The principle of the indicator.
The StatChannel (SC) indicator is a development of the Bollinger Bands indicator (ВВ). BB is a moving average, on both sides of which two lines are drawn, separated from it by standard deviations std multiplied by the corresponding coefficient. At the same time, a moving average with an averaging period (2n + 1) bars is always obtained lagging behind n bars. Sliding std is also lagging behind on n bars, also calculated by (2n + 1) points. Such a strong delay reduces the efficiency of using BB.
The SC indicator is constructed in the same way as a classic BB, but only on the basis of the non-lagging moving average. Such a curve is calculated at points (Inf, n + 1], as a moving average at the segment (Inf, 0], where 0 is the number of the last bar, shifted back by n bars, and at the points of the segment [n, 0] it is estimated. The estimate is a curvilinear sector (sweeping confidence interval) in which the line of the non-lagging moving average is laid with a given confidence level. The non-lagging average is also surrounded by non-lagging std, which is determined at points at points (Inf, n + 1) in the same way as the non-lagging moving average, and at points of the segment [n, 0] - by a special algorithm that calculates the set of values std, that will be within the specified value of the confidence interval.


Trade using the SC indicator.
The SC indicator builds the distribution patterns of the current channels, into which all price fluctuations fit in heap and evenly. The figure of the middle line gives directly those values for the current price that fit into the given (in the settings) confidence level. The figures of the upper and lower lines describe the allowable variations in price fluctuations at the top and bottom, respectively.
If the lower border of the figure sector of the middle component of the SC indicator moves to the up, then there is an upward trend. If the upper boundary of the curvilinear sector of the middle component of the SC indicator is oriented downwards, then there is a downward trend. In such cases, you can be confident in the correctness of the established trend direction with a given confidence level.
If the upper limit of the figure sector of the middle component of the SC indicator moves to the up, and the lower limit moves down, then there is a flat, which serves as a signal for closing trend positions.
If the colored sectors are clearly divided, then when the price approaches the upper edge of the upper line, you need to open a position on Sell, and when the price approaches the lower edge of the lower line on Buy, which, of course, needs to be done if there is a pronounced trend with regard to it directions, i.e. Do not play against this trend. Closing positions, on the contrary, Sell when the price drops to the figure sector of the lower line, and Buy when the price rises to the figure sector of the upper line.
A strong overlap of sectors indicates a high probability of a change in trend.


Indicator settings.
  • Price type - applied price. Values: Close price, Open price, High price, Low price, Median price ((high + low)/2 - default), Typical price ((high + low + close)/3), Weighted price ((high + low + 2*close)/4).
  • The averaging method - averaging method. Values: Simple (default), Exponential, Smoothed, Linear weighted.
  • The averaging period - averaging period.
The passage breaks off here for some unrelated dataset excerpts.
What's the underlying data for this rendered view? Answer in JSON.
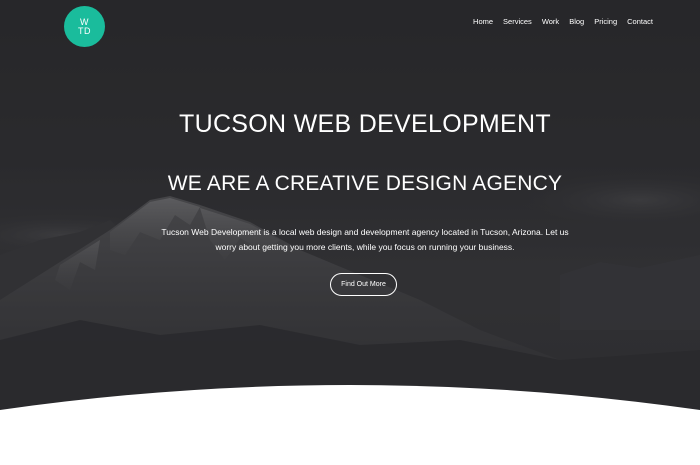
{
  "brand": {
    "logo_line1": "W",
    "logo_line2": "TD",
    "accent_color": "#1abc9c"
  },
  "nav": {
    "items": [
      {
        "label": "Home"
      },
      {
        "label": "Services"
      },
      {
        "label": "Work"
      },
      {
        "label": "Blog"
      },
      {
        "label": "Pricing"
      },
      {
        "label": "Contact"
      }
    ]
  },
  "hero": {
    "title": "TUCSON WEB DEVELOPMENT",
    "subtitle": "WE ARE A CREATIVE DESIGN AGENCY",
    "description_line1": "Tucson Web Development is a local web design and development agency located in Tucson, Arizona. Let us",
    "description_line2": "worry about getting you more clients, while you focus on running your business.",
    "cta_label": "Find Out More",
    "background_image": "mountain-landscape"
  }
}
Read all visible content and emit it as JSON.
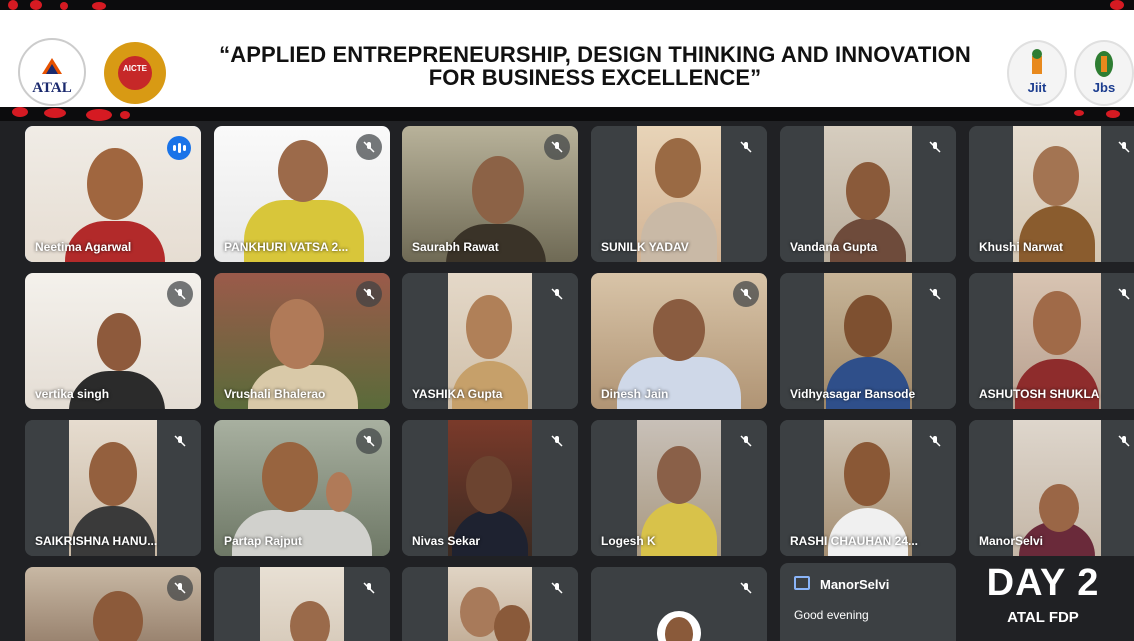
{
  "banner": {
    "title_line1": "“APPLIED ENTREPRENEURSHIP, DESIGN THINKING AND INNOVATION",
    "title_line2": "FOR BUSINESS EXCELLENCE”",
    "logos": {
      "atal": "ATAL",
      "aicte": "AICTE",
      "jiit": "Jiit",
      "jbs": "Jbs"
    },
    "accent_color": "#d51a22"
  },
  "participants": [
    {
      "name": "Neetima Agarwal",
      "muted": false,
      "speaking": true
    },
    {
      "name": "PANKHURI VATSA 2...",
      "muted": true
    },
    {
      "name": "Saurabh Rawat",
      "muted": true
    },
    {
      "name": "SUNILK YADAV",
      "muted": true
    },
    {
      "name": "Vandana Gupta",
      "muted": true
    },
    {
      "name": "Khushi Narwat",
      "muted": true
    },
    {
      "name": "vertika singh",
      "muted": true
    },
    {
      "name": "Vrushali Bhalerao",
      "muted": true
    },
    {
      "name": "YASHIKA Gupta",
      "muted": true
    },
    {
      "name": "Dinesh Jain",
      "muted": true
    },
    {
      "name": "Vidhyasagar Bansode",
      "muted": true
    },
    {
      "name": "ASHUTOSH SHUKLA",
      "muted": true
    },
    {
      "name": "SAIKRISHNA HANU...",
      "muted": true
    },
    {
      "name": "Partap Rajput",
      "muted": true
    },
    {
      "name": "Nivas Sekar",
      "muted": true
    },
    {
      "name": "Logesh K",
      "muted": true
    },
    {
      "name": "RASHI CHAUHAN 24...",
      "muted": true
    },
    {
      "name": "ManorSelvi",
      "muted": true
    }
  ],
  "chat": {
    "sender": "ManorSelvi",
    "message": "Good evening"
  },
  "overlay": {
    "day": "DAY 2",
    "event": "ATAL FDP"
  }
}
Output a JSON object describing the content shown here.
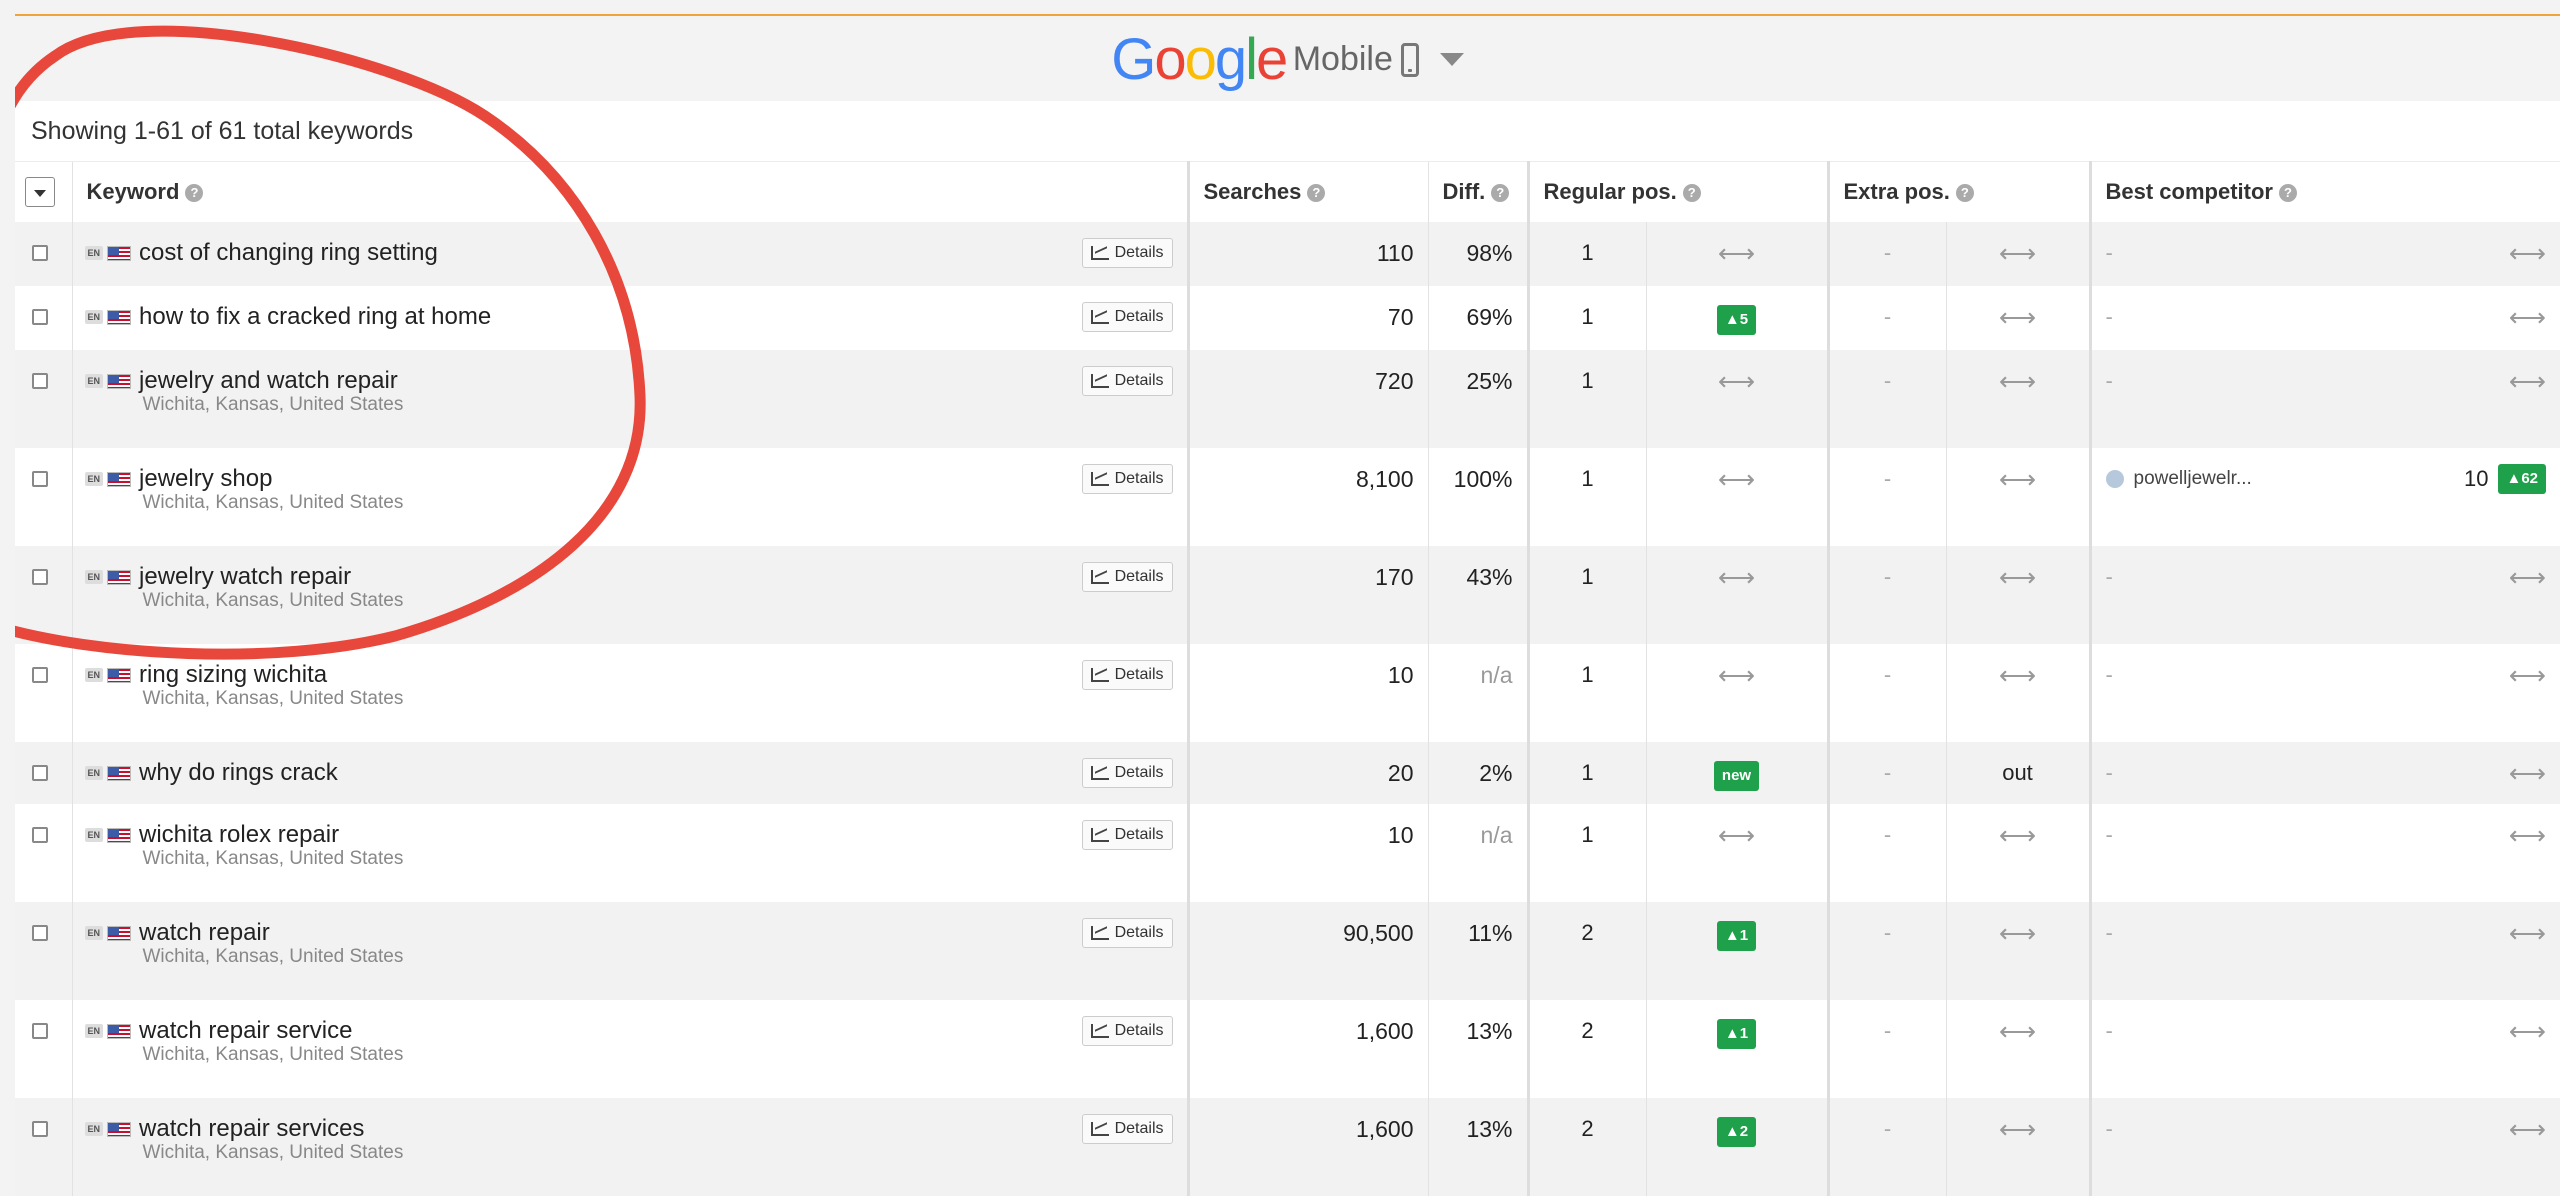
{
  "engine": {
    "logo_letters": [
      {
        "ch": "G",
        "color": "#4285F4"
      },
      {
        "ch": "o",
        "color": "#EA4335"
      },
      {
        "ch": "o",
        "color": "#FBBC05"
      },
      {
        "ch": "g",
        "color": "#4285F4"
      },
      {
        "ch": "l",
        "color": "#34A853"
      },
      {
        "ch": "e",
        "color": "#EA4335"
      }
    ],
    "device": "Mobile"
  },
  "summary": "Showing 1-61 of 61 total keywords",
  "columns": {
    "keyword": "Keyword",
    "searches": "Searches",
    "diff": "Diff.",
    "regular": "Regular pos.",
    "extra": "Extra pos.",
    "competitor": "Best competitor"
  },
  "details_label": "Details",
  "rows": [
    {
      "keyword": "cost of changing ring setting",
      "lang": "EN",
      "location": "",
      "searches": "110",
      "diff": "98%",
      "reg_pos": "1",
      "reg_change": "⟷",
      "reg_badge": "",
      "extra_pos": "-",
      "extra_change": "⟷",
      "comp_name": "-",
      "comp_pos": "",
      "comp_badge": "",
      "comp_change": "⟷"
    },
    {
      "keyword": "how to fix a cracked ring at home",
      "lang": "EN",
      "location": "",
      "searches": "70",
      "diff": "69%",
      "reg_pos": "1",
      "reg_change": "",
      "reg_badge": "▲5",
      "extra_pos": "-",
      "extra_change": "⟷",
      "comp_name": "-",
      "comp_pos": "",
      "comp_badge": "",
      "comp_change": "⟷"
    },
    {
      "keyword": "jewelry and watch repair",
      "lang": "EN",
      "location": "Wichita, Kansas, United States",
      "searches": "720",
      "diff": "25%",
      "reg_pos": "1",
      "reg_change": "⟷",
      "reg_badge": "",
      "extra_pos": "-",
      "extra_change": "⟷",
      "comp_name": "-",
      "comp_pos": "",
      "comp_badge": "",
      "comp_change": "⟷"
    },
    {
      "keyword": "jewelry shop",
      "lang": "EN",
      "location": "Wichita, Kansas, United States",
      "searches": "8,100",
      "diff": "100%",
      "reg_pos": "1",
      "reg_change": "⟷",
      "reg_badge": "",
      "extra_pos": "-",
      "extra_change": "⟷",
      "comp_name": "powelljewelr...",
      "comp_pos": "10",
      "comp_badge": "▲62",
      "comp_change": ""
    },
    {
      "keyword": "jewelry watch repair",
      "lang": "EN",
      "location": "Wichita, Kansas, United States",
      "searches": "170",
      "diff": "43%",
      "reg_pos": "1",
      "reg_change": "⟷",
      "reg_badge": "",
      "extra_pos": "-",
      "extra_change": "⟷",
      "comp_name": "-",
      "comp_pos": "",
      "comp_badge": "",
      "comp_change": "⟷"
    },
    {
      "keyword": "ring sizing wichita",
      "lang": "EN",
      "location": "Wichita, Kansas, United States",
      "searches": "10",
      "diff": "n/a",
      "reg_pos": "1",
      "reg_change": "⟷",
      "reg_badge": "",
      "extra_pos": "-",
      "extra_change": "⟷",
      "comp_name": "-",
      "comp_pos": "",
      "comp_badge": "",
      "comp_change": "⟷"
    },
    {
      "keyword": "why do rings crack",
      "lang": "EN",
      "location": "",
      "searches": "20",
      "diff": "2%",
      "reg_pos": "1",
      "reg_change": "",
      "reg_badge": "new",
      "extra_pos": "-",
      "extra_change": "out",
      "comp_name": "-",
      "comp_pos": "",
      "comp_badge": "",
      "comp_change": "⟷"
    },
    {
      "keyword": "wichita rolex repair",
      "lang": "EN",
      "location": "Wichita, Kansas, United States",
      "searches": "10",
      "diff": "n/a",
      "reg_pos": "1",
      "reg_change": "⟷",
      "reg_badge": "",
      "extra_pos": "-",
      "extra_change": "⟷",
      "comp_name": "-",
      "comp_pos": "",
      "comp_badge": "",
      "comp_change": "⟷"
    },
    {
      "keyword": "watch repair",
      "lang": "EN",
      "location": "Wichita, Kansas, United States",
      "searches": "90,500",
      "diff": "11%",
      "reg_pos": "2",
      "reg_change": "",
      "reg_badge": "▲1",
      "extra_pos": "-",
      "extra_change": "⟷",
      "comp_name": "-",
      "comp_pos": "",
      "comp_badge": "",
      "comp_change": "⟷"
    },
    {
      "keyword": "watch repair service",
      "lang": "EN",
      "location": "Wichita, Kansas, United States",
      "searches": "1,600",
      "diff": "13%",
      "reg_pos": "2",
      "reg_change": "",
      "reg_badge": "▲1",
      "extra_pos": "-",
      "extra_change": "⟷",
      "comp_name": "-",
      "comp_pos": "",
      "comp_badge": "",
      "comp_change": "⟷"
    },
    {
      "keyword": "watch repair services",
      "lang": "EN",
      "location": "Wichita, Kansas, United States",
      "searches": "1,600",
      "diff": "13%",
      "reg_pos": "2",
      "reg_change": "",
      "reg_badge": "▲2",
      "extra_pos": "-",
      "extra_change": "⟷",
      "comp_name": "-",
      "comp_pos": "",
      "comp_badge": "",
      "comp_change": "⟷"
    }
  ],
  "colors": {
    "accent_line": "#f0a33a",
    "badge_green": "#1fa04a",
    "annotation": "#e8483b"
  }
}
Values: any integer (21 default).
  • Confidence probability Values: any real number from 0 to 0.999 (0.67 default).
  • Channel width factor in STD - channel width factor in standard deviations. Values: any real number (1.0 default).
  • Global shift - Global shift of the beginning of the indicator readings in bars. Values: any positive integer (0 default).
  • Top line color – Color of the top line and figure sector. Default Turquoise.
  • Midline color - Color of the midline and figure sector. Default Orange.
  • Bottom line color - Color of the bottom line and figure sector. Default FireBrick.
  • Paint over the confidence interval? - To color the figure sector of the confidence interval? Values: true (default), false.